Toplumsal öfke yükselirken iktidarın önceliği düzeni korumak mı, hukuk ve yasa mı?

Ayrı olaylar, sayılar, meseleler gibi görünen birçok konu topluca bir şey anlatıyor. Okurlardan artık ne kadarı akşam ekranlarda ana haberleri izliyor emin değilim ama ana haber bültenlerinin iki bölümü var.

Birincisi iktidar propagandası, ikincisi mobese kameraların görüntülerinden derlenmiş bireysel şiddet görüntüleri. Halbuki o bireysel şiddet sanılan görüntüler toplumsal psikolojinin ne denli öfkeye doğru evrildiğini, manevi şiddetin maddi şiddete dönüşmekte olduğunu gösteriyor.

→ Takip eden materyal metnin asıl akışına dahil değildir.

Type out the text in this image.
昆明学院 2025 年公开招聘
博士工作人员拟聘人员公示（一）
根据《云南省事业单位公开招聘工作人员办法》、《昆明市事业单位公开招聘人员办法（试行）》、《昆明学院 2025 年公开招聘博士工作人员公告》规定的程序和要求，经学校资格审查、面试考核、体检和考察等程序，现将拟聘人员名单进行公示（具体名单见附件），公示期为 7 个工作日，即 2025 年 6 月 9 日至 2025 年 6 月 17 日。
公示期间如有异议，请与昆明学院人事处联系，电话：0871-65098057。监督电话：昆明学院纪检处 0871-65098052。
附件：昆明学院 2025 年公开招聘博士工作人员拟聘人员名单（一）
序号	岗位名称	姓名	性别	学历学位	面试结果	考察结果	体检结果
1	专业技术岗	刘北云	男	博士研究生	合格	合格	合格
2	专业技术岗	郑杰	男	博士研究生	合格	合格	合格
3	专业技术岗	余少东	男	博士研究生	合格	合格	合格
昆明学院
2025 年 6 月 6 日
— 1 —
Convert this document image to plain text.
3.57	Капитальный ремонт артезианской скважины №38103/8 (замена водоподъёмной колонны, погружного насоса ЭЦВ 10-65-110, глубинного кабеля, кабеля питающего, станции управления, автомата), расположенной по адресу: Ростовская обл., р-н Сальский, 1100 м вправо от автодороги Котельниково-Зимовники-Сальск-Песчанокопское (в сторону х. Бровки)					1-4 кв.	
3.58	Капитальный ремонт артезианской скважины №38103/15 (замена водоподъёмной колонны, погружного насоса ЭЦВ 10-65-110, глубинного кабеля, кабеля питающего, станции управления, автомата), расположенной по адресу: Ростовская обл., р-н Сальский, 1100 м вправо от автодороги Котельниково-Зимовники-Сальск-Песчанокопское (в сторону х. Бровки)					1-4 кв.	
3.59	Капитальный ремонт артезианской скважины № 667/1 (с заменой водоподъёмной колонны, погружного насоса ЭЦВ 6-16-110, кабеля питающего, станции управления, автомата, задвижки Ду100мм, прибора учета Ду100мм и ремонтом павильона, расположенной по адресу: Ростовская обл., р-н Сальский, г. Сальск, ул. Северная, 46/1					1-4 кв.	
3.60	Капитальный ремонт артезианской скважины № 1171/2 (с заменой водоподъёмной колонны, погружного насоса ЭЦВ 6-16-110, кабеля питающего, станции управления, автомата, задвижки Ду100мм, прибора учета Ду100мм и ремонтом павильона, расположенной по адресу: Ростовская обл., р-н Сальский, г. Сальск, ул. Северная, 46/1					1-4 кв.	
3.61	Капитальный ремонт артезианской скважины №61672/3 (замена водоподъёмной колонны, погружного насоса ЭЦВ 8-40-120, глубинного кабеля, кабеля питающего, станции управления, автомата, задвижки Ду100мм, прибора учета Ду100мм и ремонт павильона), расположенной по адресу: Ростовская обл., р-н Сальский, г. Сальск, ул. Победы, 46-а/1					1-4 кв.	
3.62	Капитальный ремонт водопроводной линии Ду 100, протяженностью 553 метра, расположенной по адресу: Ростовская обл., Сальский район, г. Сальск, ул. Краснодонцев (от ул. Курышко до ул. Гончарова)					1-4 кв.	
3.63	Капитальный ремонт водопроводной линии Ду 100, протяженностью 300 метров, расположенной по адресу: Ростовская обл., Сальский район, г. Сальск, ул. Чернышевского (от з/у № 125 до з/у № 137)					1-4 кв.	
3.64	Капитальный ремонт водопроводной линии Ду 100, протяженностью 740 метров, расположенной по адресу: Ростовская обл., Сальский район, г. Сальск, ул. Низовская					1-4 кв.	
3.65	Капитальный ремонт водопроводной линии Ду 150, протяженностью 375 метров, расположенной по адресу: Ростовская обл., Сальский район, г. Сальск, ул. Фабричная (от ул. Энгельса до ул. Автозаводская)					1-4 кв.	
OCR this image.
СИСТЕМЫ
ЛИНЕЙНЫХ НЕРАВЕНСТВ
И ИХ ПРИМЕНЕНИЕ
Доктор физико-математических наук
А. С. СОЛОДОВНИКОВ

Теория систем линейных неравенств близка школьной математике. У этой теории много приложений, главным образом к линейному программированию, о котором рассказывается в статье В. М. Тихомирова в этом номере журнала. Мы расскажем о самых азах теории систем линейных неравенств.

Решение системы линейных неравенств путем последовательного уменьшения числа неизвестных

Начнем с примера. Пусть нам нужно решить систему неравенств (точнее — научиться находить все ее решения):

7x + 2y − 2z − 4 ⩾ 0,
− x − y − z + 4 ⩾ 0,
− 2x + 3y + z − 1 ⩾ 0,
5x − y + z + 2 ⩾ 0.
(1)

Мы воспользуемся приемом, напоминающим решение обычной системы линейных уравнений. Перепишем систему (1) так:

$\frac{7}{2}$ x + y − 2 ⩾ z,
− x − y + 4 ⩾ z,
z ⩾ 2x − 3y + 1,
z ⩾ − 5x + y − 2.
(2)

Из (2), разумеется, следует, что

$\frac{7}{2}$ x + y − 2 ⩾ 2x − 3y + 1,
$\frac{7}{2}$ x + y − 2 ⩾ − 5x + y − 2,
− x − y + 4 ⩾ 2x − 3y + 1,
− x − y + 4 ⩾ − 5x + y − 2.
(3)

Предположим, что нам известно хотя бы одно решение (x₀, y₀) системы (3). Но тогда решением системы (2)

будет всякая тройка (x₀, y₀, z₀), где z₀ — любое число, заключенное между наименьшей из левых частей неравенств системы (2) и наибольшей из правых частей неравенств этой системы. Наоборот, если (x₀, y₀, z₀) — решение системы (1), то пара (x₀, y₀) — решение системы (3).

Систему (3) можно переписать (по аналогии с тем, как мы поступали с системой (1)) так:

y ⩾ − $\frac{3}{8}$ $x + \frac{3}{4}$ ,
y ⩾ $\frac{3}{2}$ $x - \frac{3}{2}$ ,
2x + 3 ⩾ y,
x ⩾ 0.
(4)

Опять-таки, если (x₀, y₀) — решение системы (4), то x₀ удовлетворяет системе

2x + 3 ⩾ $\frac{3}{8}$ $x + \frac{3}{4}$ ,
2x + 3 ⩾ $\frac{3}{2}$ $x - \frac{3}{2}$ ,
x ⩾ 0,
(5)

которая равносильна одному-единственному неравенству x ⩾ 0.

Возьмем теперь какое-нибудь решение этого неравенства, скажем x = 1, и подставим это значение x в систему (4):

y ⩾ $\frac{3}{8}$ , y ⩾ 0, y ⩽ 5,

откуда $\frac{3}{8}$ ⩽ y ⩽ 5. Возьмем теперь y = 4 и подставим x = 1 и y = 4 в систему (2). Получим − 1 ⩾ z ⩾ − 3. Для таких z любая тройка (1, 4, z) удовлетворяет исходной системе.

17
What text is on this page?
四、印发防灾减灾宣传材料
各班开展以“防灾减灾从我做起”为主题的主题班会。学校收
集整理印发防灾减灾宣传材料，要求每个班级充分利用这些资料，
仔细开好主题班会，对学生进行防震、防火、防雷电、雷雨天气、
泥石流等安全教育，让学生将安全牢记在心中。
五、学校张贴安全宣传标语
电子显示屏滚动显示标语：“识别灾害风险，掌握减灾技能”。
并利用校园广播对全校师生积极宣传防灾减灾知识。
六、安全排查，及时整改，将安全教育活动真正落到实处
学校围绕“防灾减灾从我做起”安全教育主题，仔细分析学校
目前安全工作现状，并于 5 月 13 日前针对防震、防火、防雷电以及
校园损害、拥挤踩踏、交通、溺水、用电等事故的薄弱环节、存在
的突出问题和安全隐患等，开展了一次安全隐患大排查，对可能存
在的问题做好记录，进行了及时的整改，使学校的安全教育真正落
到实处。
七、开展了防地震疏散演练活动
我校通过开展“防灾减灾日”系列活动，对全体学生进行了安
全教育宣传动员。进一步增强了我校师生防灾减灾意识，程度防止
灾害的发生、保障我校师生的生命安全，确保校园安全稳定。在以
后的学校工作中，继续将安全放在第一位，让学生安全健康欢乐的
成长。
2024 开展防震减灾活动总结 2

Eskişehir’de 18 yaşındaki bir genç çay bahçesinde rastgele yedi kişiyi bıçaklayarak yaraladı ve saldırıyı canlı olarak yayınladı. Daha sonra bu saldırgan gencin sahte bir isimle açtığı ve orada yayınladığı blog sayfasında saldırı öncesi bir manifestosu olduğunu T24’te genç gazeteci Buse Söğütlü’nün haberinden öğrendik. Saldırgan 12 Ağustos’ta yayımladığı manifestoda “nasyonal sosyalist” olduğunu yazmış, başka ülkelerde benzer saldırılar gerçekleştirmiş 4 isme yer vererek onları “günümüz azizleri” olarak tanımlamış. İsmini verdiklerinden birisi 2011’de Norveç’te 77 kişiyi öldüren bir neo-Nazi, bir diğeri 2019’da Yeni Zelanda’da iki camiye saldırarak 51 kişiyi öldüren faşist, üçüncüsü 1995’te ABD’de bomba yüklü bir kamyonu patlatarak 168 kişiyi öldüren bir milis, dördüncüsü de ABD’de konser izleyicilerinin üzerine ateş açarak 59 kişiyi öldürüp 527 kişiyi yaralayan birisi.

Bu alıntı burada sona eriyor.